Simple protein structure-sensitive chronopotentiometric analysis with dithiothreitol-modified Hg electrodes

We have shown that proteins produce at bare mercury electrodes a well-developed chronopotentiometric peak H. At sufficiently high current densities and low ionic strengths, this peak is sensitive to changes in protein structures.

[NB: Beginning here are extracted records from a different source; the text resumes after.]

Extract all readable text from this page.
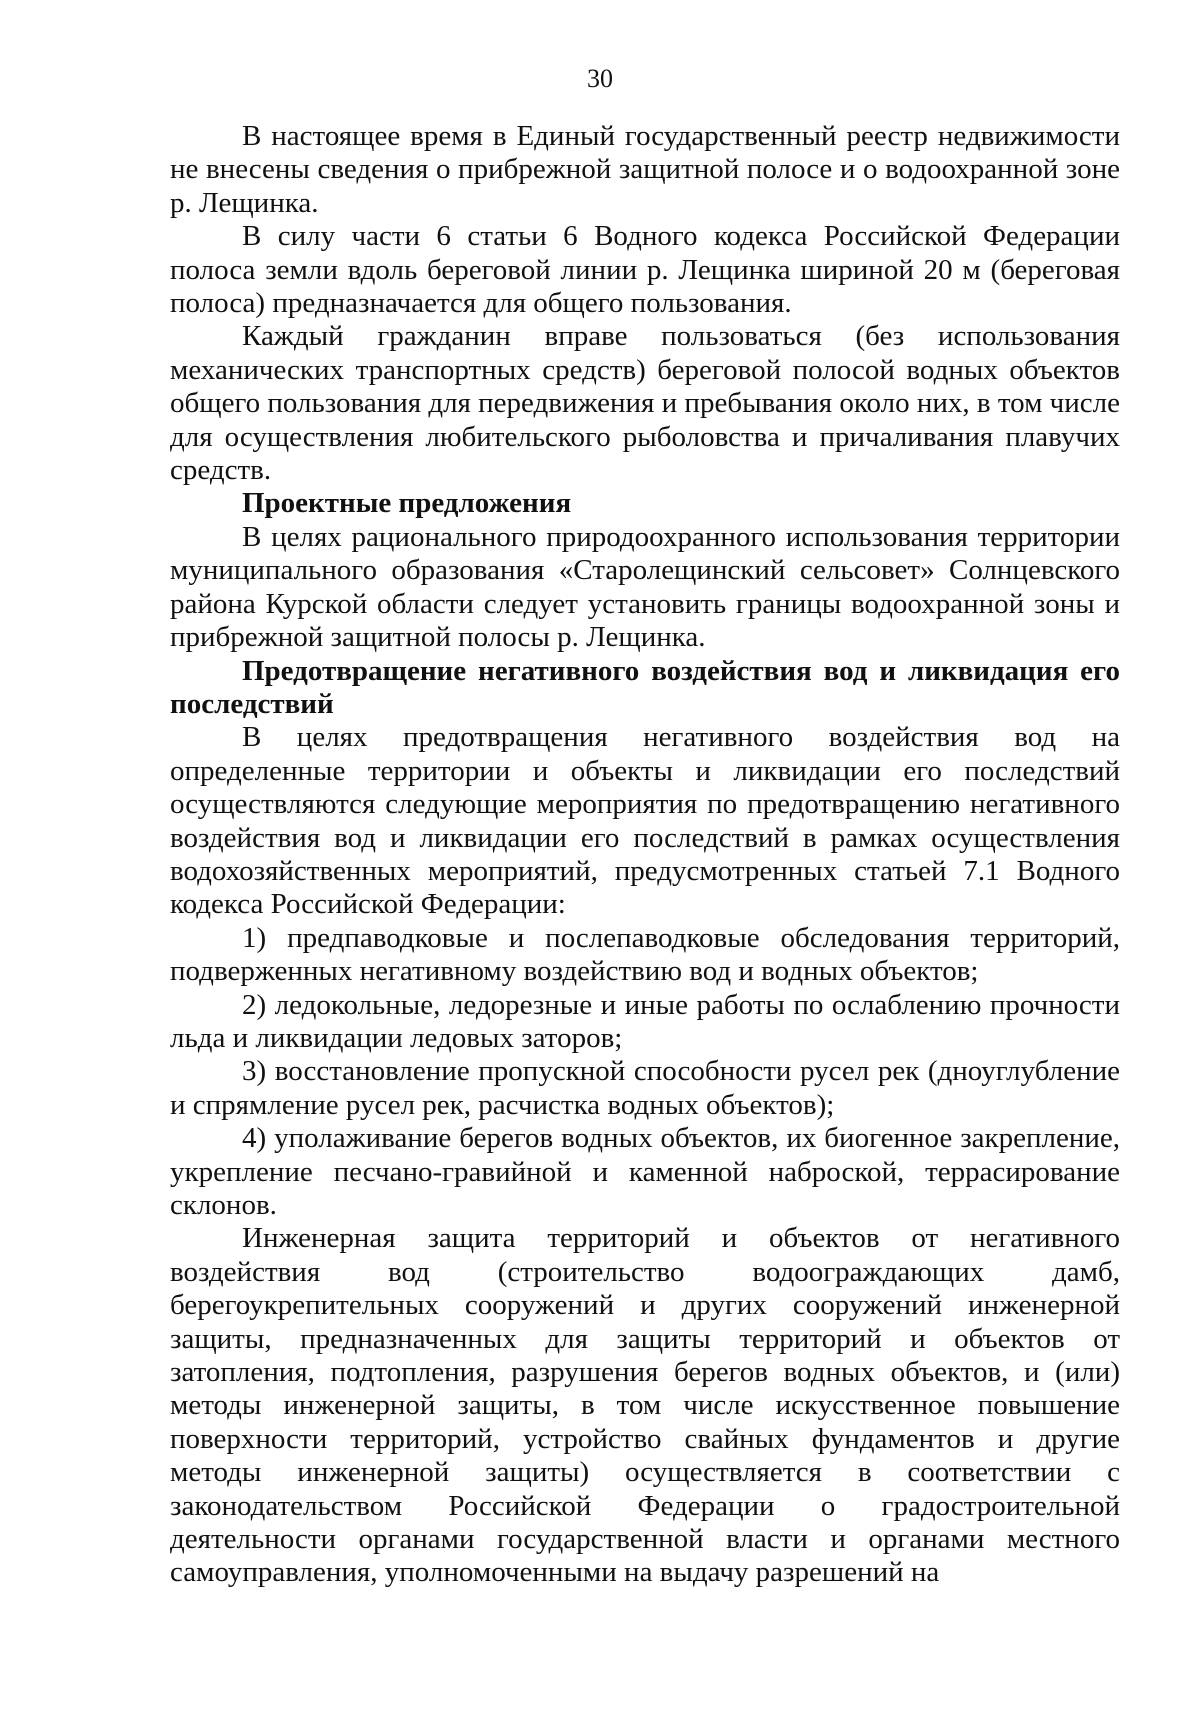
30

В настоящее время в Единый государственный реестр недвижимости не внесены сведения о прибрежной защитной полосе и о водоохранной зоне р. Лещинка.

В силу части 6 статьи 6 Водного кодекса Российской Федерации полоса земли вдоль береговой линии р. Лещинка шириной 20 м (береговая полоса) предназначается для общего пользования.

Каждый гражданин вправе пользоваться (без использования механических транспортных средств) береговой полосой водных объектов общего пользования для передвижения и пребывания около них, в том числе для осуществления любительского рыболовства и причаливания плавучих средств.

Проектные предложения

В целях рационального природоохранного использования территории муниципального образования «Старолещинский сельсовет» Солнцевского района Курской области следует установить границы водоохранной зоны и прибрежной защитной полосы р. Лещинка.

Предотвращение негативного воздействия вод и ликвидация его последствий

В целях предотвращения негативного воздействия вод на определенные территории и объекты и ликвидации его последствий осуществляются следующие мероприятия по предотвращению негативного воздействия вод и ликвидации его последствий в рамках осуществления водохозяйственных мероприятий, предусмотренных статьей 7.1 Водного кодекса Российской Федерации:

1) предпаводковые и послепаводковые обследования территорий, подверженных негативному воздействию вод и водных объектов;

2) ледокольные, ледорезные и иные работы по ослаблению прочности льда и ликвидации ледовых заторов;

3) восстановление пропускной способности русел рек (дноуглубление и спрямление русел рек, расчистка водных объектов);

4) уполаживание берегов водных объектов, их биогенное закрепление, укрепление песчано-гравийной и каменной наброской, террасирование склонов.

Инженерная защита территорий и объектов от негативного воздействия вод (строительство водоограждающих дамб, берегоукрепительных сооружений и других сооружений инженерной защиты, предназначенных для защиты территорий и объектов от затопления, подтопления, разрушения берегов водных объектов, и (или) методы инженерной защиты, в том числе искусственное повышение поверхности территорий, устройство свайных фундаментов и другие методы инженерной защиты) осуществляется в соответствии с законодательством Российской Федерации о градостроительной деятельности органами государственной власти и органами местного самоуправления, уполномоченными на выдачу разрешений на
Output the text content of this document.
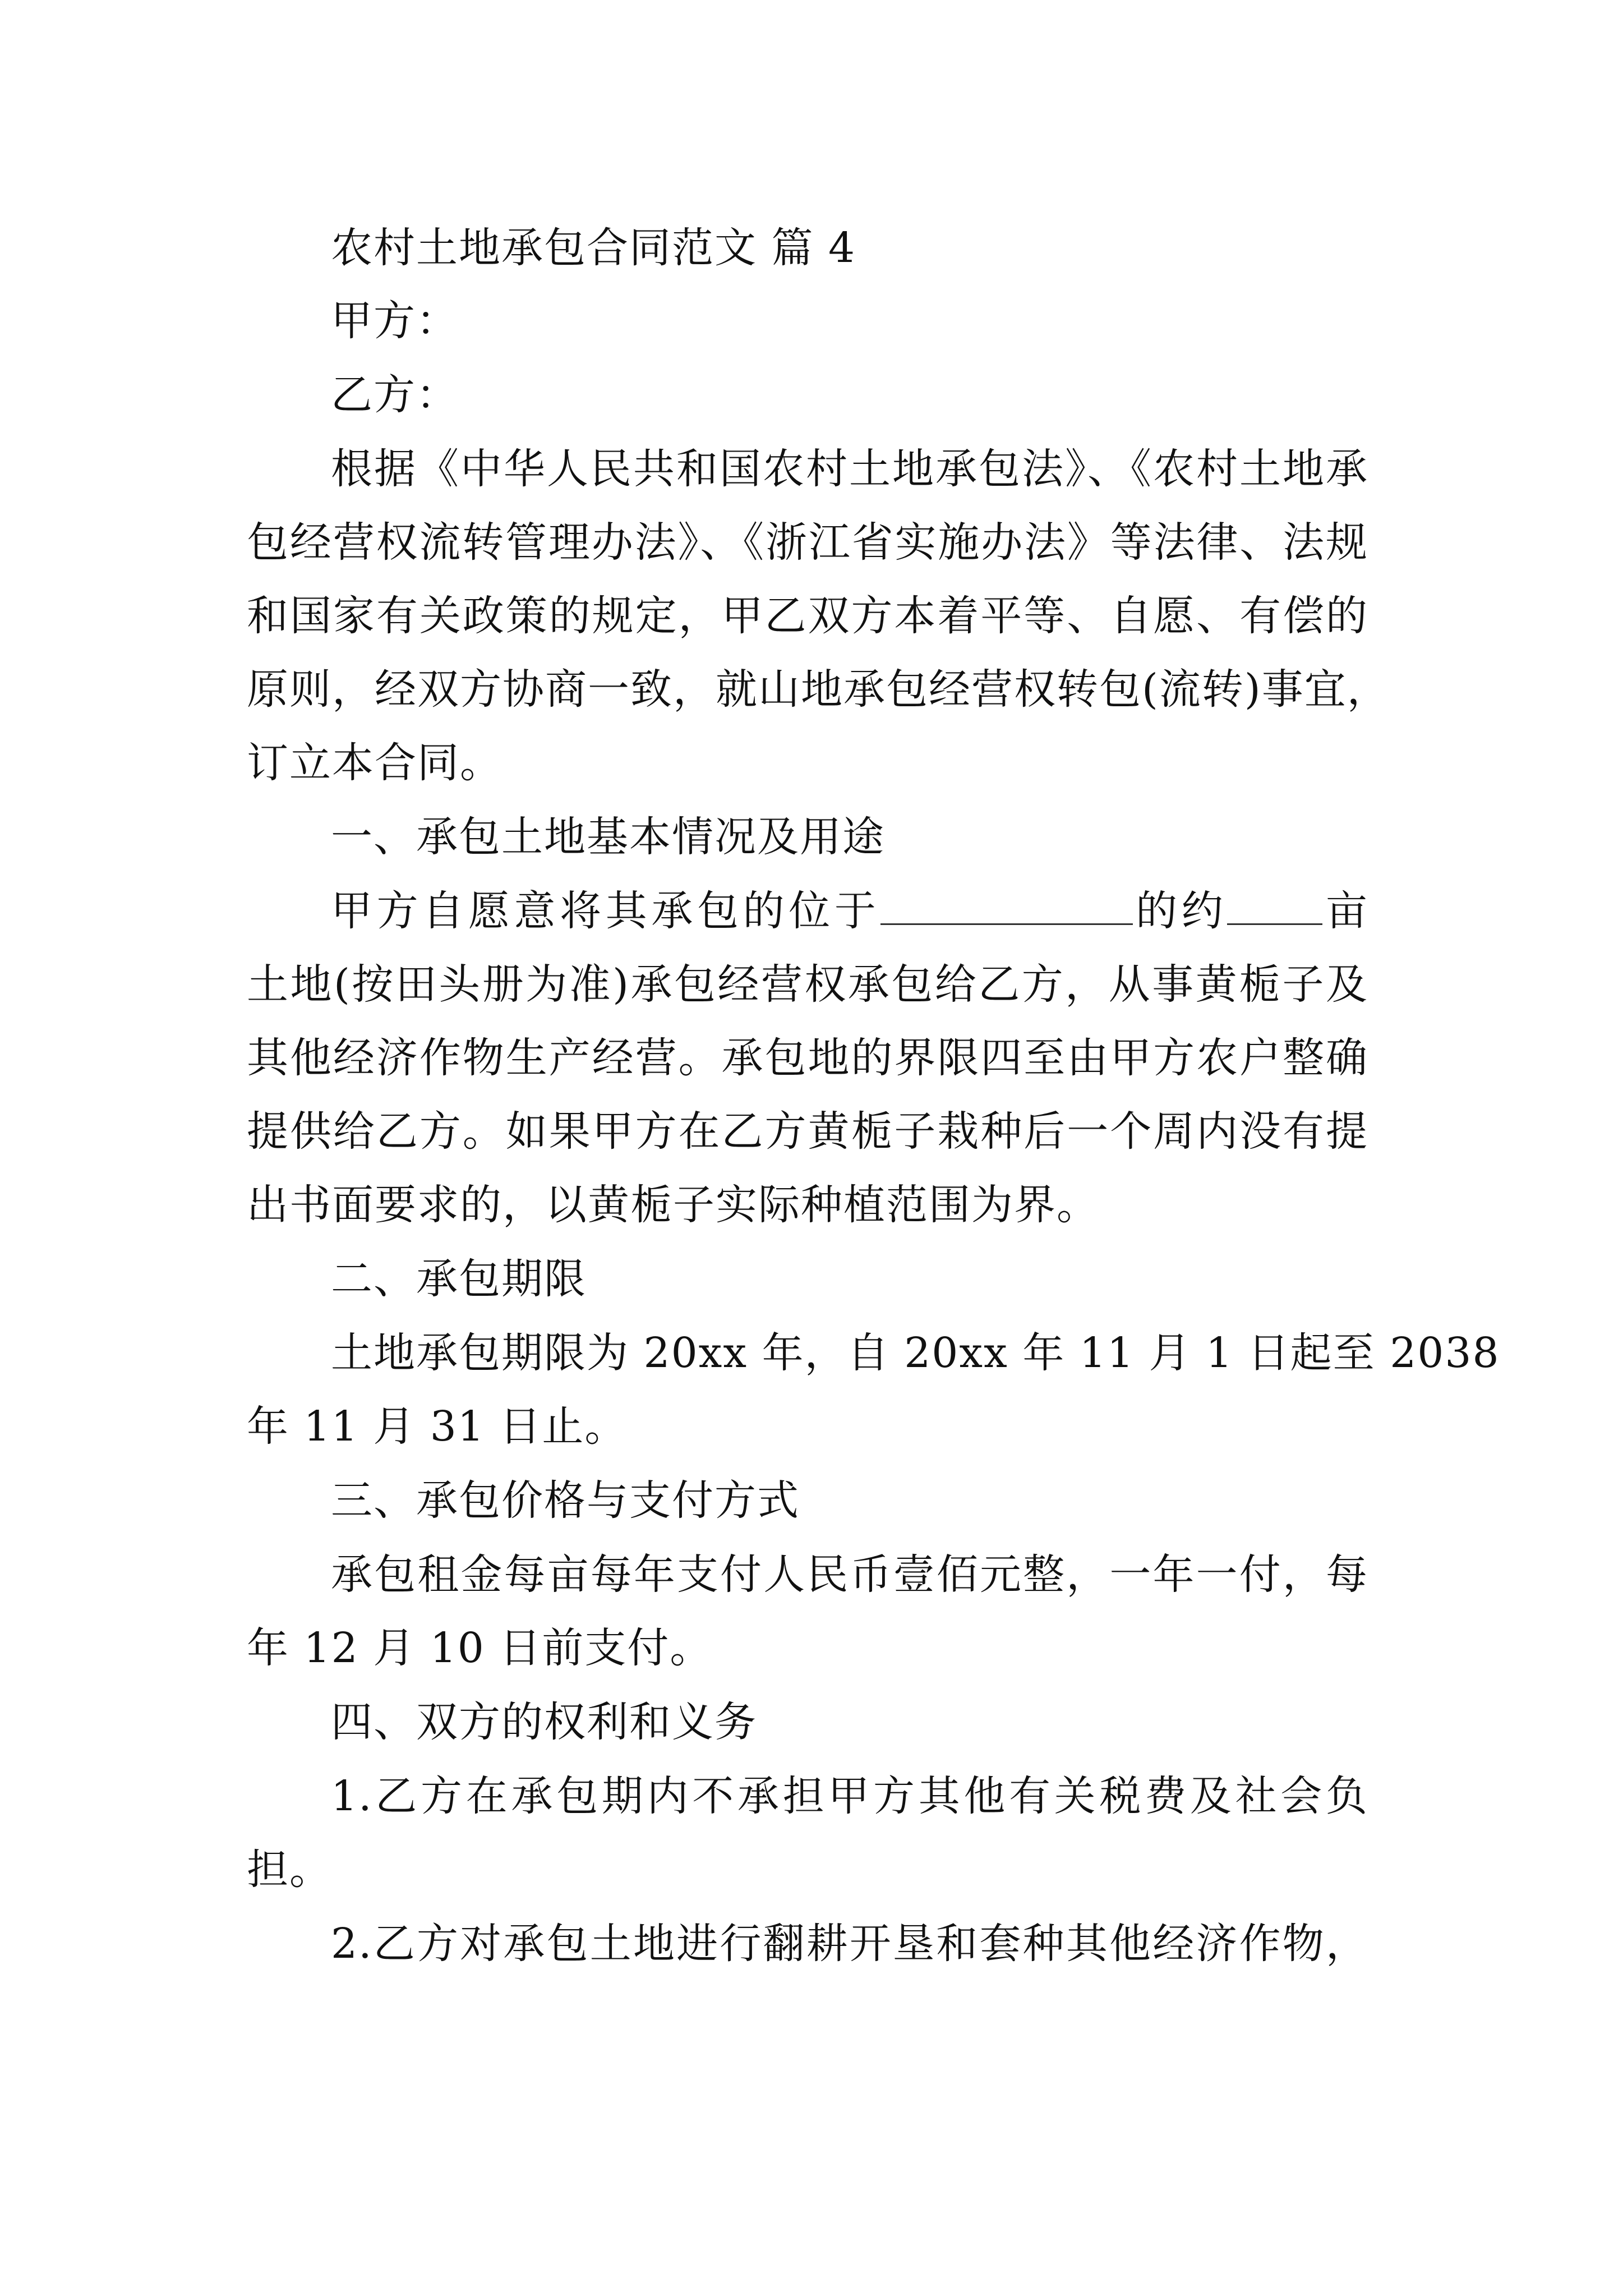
农村土地承包合同范文 篇 4
甲方：
乙方：
根据《中华人民共和国农村土地承包法》、《农村土地承
包经营权流转管理办法》、《浙江省实施办法》等法律、法规
和国家有关政策的规定，甲乙双方本着平等、自愿、有偿的
原则，经双方协商一致，就山地承包经营权转包(流转)事宜，
订立本合同。
一、承包土地基本情况及用途
甲方自愿意将其承包的位于	的约 亩
土地(按田头册为准)承包经营权承包给乙方，从事黄栀子及
其他经济作物生产经营。承包地的界限四至由甲方农户整确
提供给乙方。如果甲方在乙方黄栀子栽种后一个周内没有提
出书面要求的，以黄栀子实际种植范围为界。
二、承包期限
土地承包期限为 20xx 年，自 20xx 年 11 月 1 日起至 2038
年 11 月 31 日止。
三、承包价格与支付方式
承包租金每亩每年支付人民币壹佰元整，一年一付，每
年 12 月 10 日前支付。
四、双方的权利和义务
1.乙方在承包期内不承担甲方其他有关税费及社会负
担。
2.乙方对承包土地进行翻耕开垦和套种其他经济作物，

At higher ionic strengths this sensitivity can be lost but it can be restored, when instead of bare, thiol-modified Hg electrodes are used. Here we studied properties of the dithiothreitol (DTT) layer at the hanging mercury drop electrode and showed that at low concentrations (5 μM–200 μM) the DTT is adsorbed as a dithiol with both –SH groups attached to the surface. At higher DTT concentrations than 1 mM, a densely packed pinhole-free layer is formed with the DTT molecules bound to the electrode surface by a single –SH group, oriented perpendicularly to the surface. We found that, if a sufficiently high DTT concentration is used, preparation of the DTT-modified Hg electrodes can be omitted and proteins can be co-adsorbed with DTT on liquid Hg or solid amalgam electrodes without the loss of sensitivity for changes in protein structures. The newly observed properties of the DTT self assembled monolayers (SAMs) at Hg electrodes appear important for designing new types of solid amalgam electrode arrays for electrochemical analysis of proteins.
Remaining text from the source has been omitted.